Hair loss is not a common side effect across all breeds of dogs or cats following chemotherapy but alopecia may be anticipated in breeds of dogs with continuously growing haircoats such as poodles and mixed-breed dogs of poodle lineage, as well as some terriers and Old English Sheepdogs. Cats may lose whiskers following chemotherapy. Regrowth may begin within 1 to 2 months following therapy; however, pet owners should be informed that hair regrowth may occur with slightly different color or texture than the original hair. Communication with pet owners regarding potential side effects prior to selection of a chemotherapeutic protocol is of utmost importance in reducing the distress that is experienced when a pet develops toxicity.

In addition to toxicity experienced by the pet, exposure of the therapist should be considered when administering chemotherapy. Special consideration must be given for proper storage, preparation, administration, and disposal of cytotoxic drugs. The preparation of these drugs should be performed under strict guidelines that involve the use of appropriate personal protective equipment including gloves, masks, and chemical fume hoods. Specific guidelines for cytotoxic drugs are available from the Occupational Safety and Health Administration (OSHA). The potential for exposure of pet owners to chemotherapy residues following treatment generally involve exposure to urine or feces and variable levels of drug may be present in urine depending upon the particular drug and time since administration (Knobloch et al., 2010). Owners should be informed of the potential risk and importance of careful avoidance, collection, and disposal of urine and feces. Young children, pregnant women, and immunocompromised individuals should be instructed to avoid pet wastes for a defined period of time following chemotherapy administration.
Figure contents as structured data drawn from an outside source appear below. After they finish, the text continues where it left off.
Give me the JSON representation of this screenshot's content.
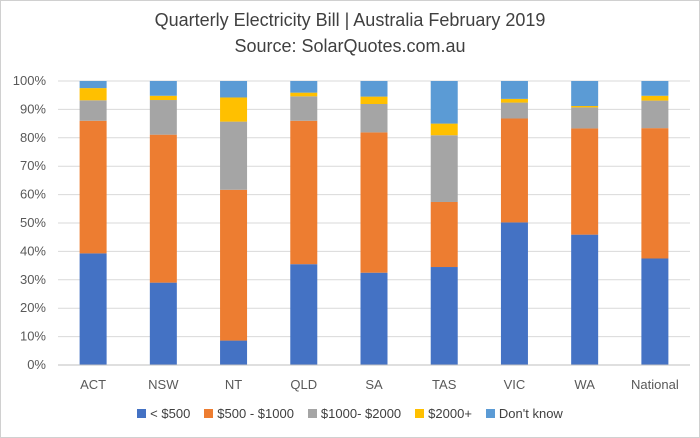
{
  "chart_data": {
    "type": "bar",
    "stacked": true,
    "title": "Quarterly Electricity Bill | Australia February 2019",
    "subtitle": "Source: SolarQuotes.com.au",
    "categories": [
      "ACT",
      "NSW",
      "NT",
      "QLD",
      "SA",
      "TAS",
      "VIC",
      "WA",
      "National"
    ],
    "ylim": [
      0,
      100
    ],
    "yticks": [
      0,
      10,
      20,
      30,
      40,
      50,
      60,
      70,
      80,
      90,
      100
    ],
    "ytick_labels": [
      "0%",
      "10%",
      "20%",
      "30%",
      "40%",
      "50%",
      "60%",
      "70%",
      "80%",
      "90%",
      "100%"
    ],
    "grid": true,
    "legend_position": "bottom",
    "series": [
      {
        "name": "< $500",
        "color": "#4472c4",
        "values": [
          39.3,
          29.0,
          8.6,
          35.5,
          32.5,
          34.5,
          50.2,
          45.9,
          37.5
        ]
      },
      {
        "name": "$500 - $1000",
        "color": "#ed7d31",
        "values": [
          46.7,
          52.1,
          53.1,
          50.5,
          49.4,
          22.9,
          36.6,
          37.4,
          45.9
        ]
      },
      {
        "name": "$1000- $2000",
        "color": "#a5a5a5",
        "values": [
          7.2,
          12.2,
          24.0,
          8.6,
          10.0,
          23.5,
          5.6,
          7.4,
          9.7
        ]
      },
      {
        "name": "$2000+",
        "color": "#ffc000",
        "values": [
          4.3,
          1.5,
          8.5,
          1.3,
          2.6,
          4.1,
          1.3,
          0.5,
          1.7
        ]
      },
      {
        "name": "Don't know",
        "color": "#5b9bd5",
        "values": [
          2.5,
          5.2,
          5.8,
          4.1,
          5.5,
          15.0,
          6.3,
          8.8,
          5.2
        ]
      }
    ]
  }
}
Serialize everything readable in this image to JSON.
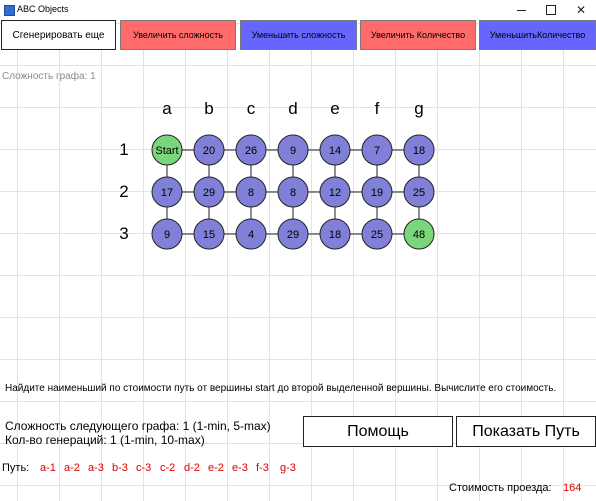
{
  "window": {
    "title": "ABC Objects",
    "controls": [
      "minimize",
      "maximize",
      "close"
    ]
  },
  "toolbar": {
    "generate": "Сгенерировать еще",
    "increase_complexity": "Увеличить сложность",
    "decrease_complexity": "Уменьшить сложность",
    "increase_count": "Увеличить Количество",
    "decrease_count": "УменьшитьКоличество"
  },
  "graph": {
    "complexity_label": "Сложность графа: 1",
    "columns": [
      "a",
      "b",
      "c",
      "d",
      "e",
      "f",
      "g"
    ],
    "rows": [
      "1",
      "2",
      "3"
    ],
    "nodes": [
      [
        "Start",
        "20",
        "26",
        "9",
        "14",
        "7",
        "18"
      ],
      [
        "17",
        "29",
        "8",
        "8",
        "12",
        "19",
        "25"
      ],
      [
        "9",
        "15",
        "4",
        "29",
        "18",
        "25",
        "48"
      ]
    ],
    "highlighted": [
      [
        0,
        0
      ],
      [
        2,
        6
      ]
    ],
    "colors": {
      "node_fill": "#8080d8",
      "highlight_fill": "#7ad67a",
      "node_border": "#222222"
    }
  },
  "task_text": "Найдите наименьший по стоимости путь от вершины start до второй выделенной вершины. Вычислите его стоимость.",
  "info": {
    "next_complexity": "Сложность следующего графа: 1      (1-min, 5-max)",
    "generations": "Кол-во генераций: 1     (1-min, 10-max)"
  },
  "buttons": {
    "help": "Помощь",
    "show_path": "Показать Путь"
  },
  "path": {
    "label": "Путь:",
    "steps": [
      "a-1",
      "a-2",
      "a-3",
      "b-3",
      "c-3",
      "c-2",
      "d-2",
      "e-2",
      "e-3",
      "f-3",
      "g-3"
    ]
  },
  "cost": {
    "label": "Стоимость проезда:",
    "value": "164"
  }
}
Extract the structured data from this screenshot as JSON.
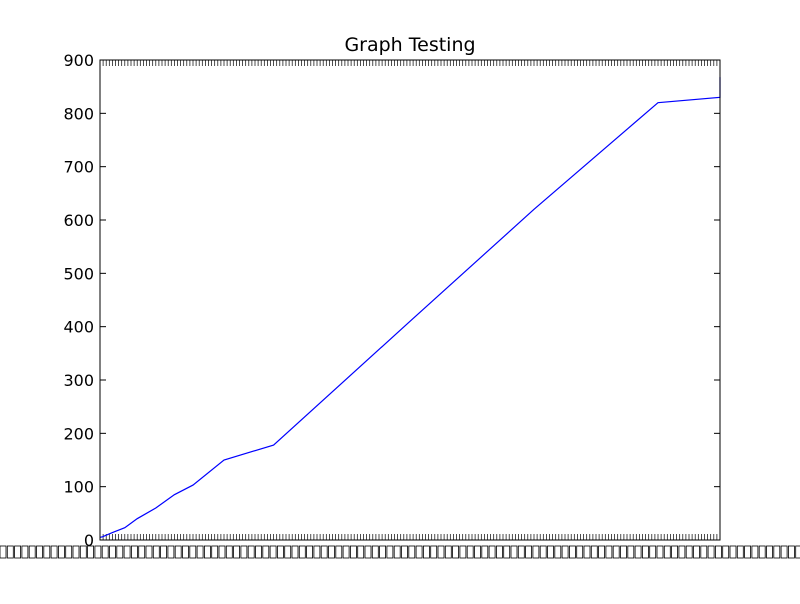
{
  "chart_data": {
    "type": "line",
    "title": "Graph Testing",
    "xlabel": "",
    "ylabel": "",
    "ylim": [
      0,
      900
    ],
    "yticks": [
      0,
      100,
      200,
      300,
      400,
      500,
      600,
      700,
      800,
      900
    ],
    "x_tick_labels_note": "",
    "grid": false,
    "legend": "none",
    "series": [
      {
        "color": "#0000ff",
        "x": [
          0,
          0.004,
          0.02,
          0.04,
          0.06,
          0.09,
          0.12,
          0.15,
          0.2,
          0.28,
          0.5,
          0.7,
          0.9,
          1.0,
          1.0
        ],
        "y": [
          5,
          6,
          14,
          23,
          40,
          60,
          85,
          103,
          150,
          178,
          410,
          620,
          820,
          830,
          868
        ]
      }
    ],
    "x_range": [
      0,
      1
    ]
  }
}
The alkylating agents were the earliest nonhormonal drugs utilized in the treatment of cancer and comprise a chemically diverse group of compounds. The mechanism of action of the alkylating agents is to interfere with the accessibility of DNA base pairs during replication through the covalent bonding of alkyl groups (e.g., –CH₂Cl) to electron-rich nucleophilic groups such as phosphate or hydroxyl moieties. Although a large number of cellular macromolecules contain nucleophilic groups, which are potential sites of alkylation, it is the alkylation of DNA bases that is the major cause of cell death following treatment with alkylating agents. The N-7 and O’6 position of guanine are often a site of alkylation and the net effect can be the loss of guanine from the DNA strand with a resultant strand break. Because their action in causing DNA strand breaks resembles that of radiation, the alkylating agents are frequently referred to as radiomimetics. These drugs can contain one or two reactive groups and are classified as mono- and bifunctional, respectively. The bifunctional alkylating agents are capable of producing inter- or intrastrand DNA cross-links as their major mechanism of cytotoxicity. As a group, these drugs have limited cell cycle specificity and sensitivity of cells is relative to the area under the concentration time curve. In general, the alkylating agents are most useful in tumors of lymphoreticular origin and are less commonly used in sarcomas or carcinomas. Resistance commonly develops after prolonged use and can be drug-specific or across the alkylating class as a whole. Detoxification of these drugs by conjugation with nucleophilic glutathione prevents these drugs from interacting with DNA and increased levels of glutathione or elevated GST can be expected to result in resistance to all drugs within this class. Similarly, increased repair of DNA damage, as is seen with elevated levels of MGMT, can reduce sensitivity of cancer cells to all alkylating agents. Alternatively, resistance that is produced through reduced drug penetration into the cell can be drug specific; for example, melphalan is taken into the cell by the leucine transport system (Del Amo et al., 2008) whereas mechlorethamine is taken in by the choline transporter (Fry and Jackson, 1986) and altered transport affecting one of these drugs does not necessarily cause a reduced efficacy of the other.